Trouxe todos os meus preconceitos

26/04/2017

Eu estava de cócoras na seção de literatura russa quando o personagem irrompeu gritando:

– Ninguém se mexe ou vou rebentar todo mundo, pooorraa!

"Todo mundo" eram os clientes da livraria, sete, além de mim e da livreira: muitos para uma quinta-feira de manhã, poucos calculando que no dia seguinte seria o dia dos namorados. Me levantei devagarzinho, com um romance de Dovlátov nas mãos.

– O que você está fazendo, pooorraa!? – o personagem gritou pra mim –, eu falei pra ninguém se mexer, trouxe todos os meus preconceitos e vou rebentar todo mundo, pooorraa!

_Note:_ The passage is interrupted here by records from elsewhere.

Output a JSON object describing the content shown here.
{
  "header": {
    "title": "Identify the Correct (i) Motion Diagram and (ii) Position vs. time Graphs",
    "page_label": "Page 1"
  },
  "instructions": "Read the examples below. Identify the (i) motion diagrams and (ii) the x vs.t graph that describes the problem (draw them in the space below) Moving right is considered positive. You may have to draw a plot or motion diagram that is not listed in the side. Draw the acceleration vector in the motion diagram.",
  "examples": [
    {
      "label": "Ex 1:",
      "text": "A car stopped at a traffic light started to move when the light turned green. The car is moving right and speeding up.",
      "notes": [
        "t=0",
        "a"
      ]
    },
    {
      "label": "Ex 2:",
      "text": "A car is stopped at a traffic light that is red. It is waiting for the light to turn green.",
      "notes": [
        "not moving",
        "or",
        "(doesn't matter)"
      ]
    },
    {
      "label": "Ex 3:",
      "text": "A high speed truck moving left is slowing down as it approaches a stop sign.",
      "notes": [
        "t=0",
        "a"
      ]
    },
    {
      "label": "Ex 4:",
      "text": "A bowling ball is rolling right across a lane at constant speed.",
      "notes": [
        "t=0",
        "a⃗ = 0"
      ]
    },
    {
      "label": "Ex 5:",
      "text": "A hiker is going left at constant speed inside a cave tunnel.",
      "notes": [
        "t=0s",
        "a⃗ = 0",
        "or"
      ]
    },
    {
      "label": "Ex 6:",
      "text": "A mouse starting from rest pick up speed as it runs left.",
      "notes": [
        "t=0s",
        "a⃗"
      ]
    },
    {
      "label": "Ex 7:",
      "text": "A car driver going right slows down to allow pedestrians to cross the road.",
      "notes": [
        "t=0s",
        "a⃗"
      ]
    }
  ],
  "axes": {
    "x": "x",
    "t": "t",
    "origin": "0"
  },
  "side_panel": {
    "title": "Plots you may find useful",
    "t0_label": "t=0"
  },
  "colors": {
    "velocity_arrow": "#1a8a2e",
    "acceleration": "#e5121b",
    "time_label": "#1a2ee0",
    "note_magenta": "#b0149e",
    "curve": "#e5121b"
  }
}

Olhei pra ele enquanto se aproximava, rodeando a mesa de novidades: empunhava uma ignorância afiadíssima na mão direita e vestia um casaco exageradamente volumoso. Devia ter mais ou menos a minha idade e pensei que minha crise dos quarenta não era nada comparada à do sujeito.

– Que é isso!? – ele me perguntou, apontando com a ignorância pro livro –, uma merda de russo!? Sério!? Você sabe quem é russo!? Putin é russo! Aquele cara é foda!

Ele começou um gesto pra tirar meu livro das mãos, mas o grito angustiado de uma cliente que estava na seção de literatura italiana o interrompeu:

– É um colete de preconceitos! Ele tá com um colete de preconceitos embaixo do casaco! Tem que chamar a polícia!

O personagem virou e se encaminhou com grandes e exaltadas passadas até o lugar onde a moça tremia, abraçada a um calhamaço da Elena Ferrante.

– Puta que pariu! – gritou, brandindo a ignorância dele no ar –, eu acabei de afiá-la, posso te deixar idiota! – ele a ameaçou e logo continuou, assinalando o interior do casaco com a mão livre –, não gostou dos meus preconceitos!? Trouxe todos e vou rebentar vocês se não fizerem o que eu disser!

A livreira finalmente saiu da pasmação que a surpresa tinha lhe produzido. – Sossega, garoto! – gritou.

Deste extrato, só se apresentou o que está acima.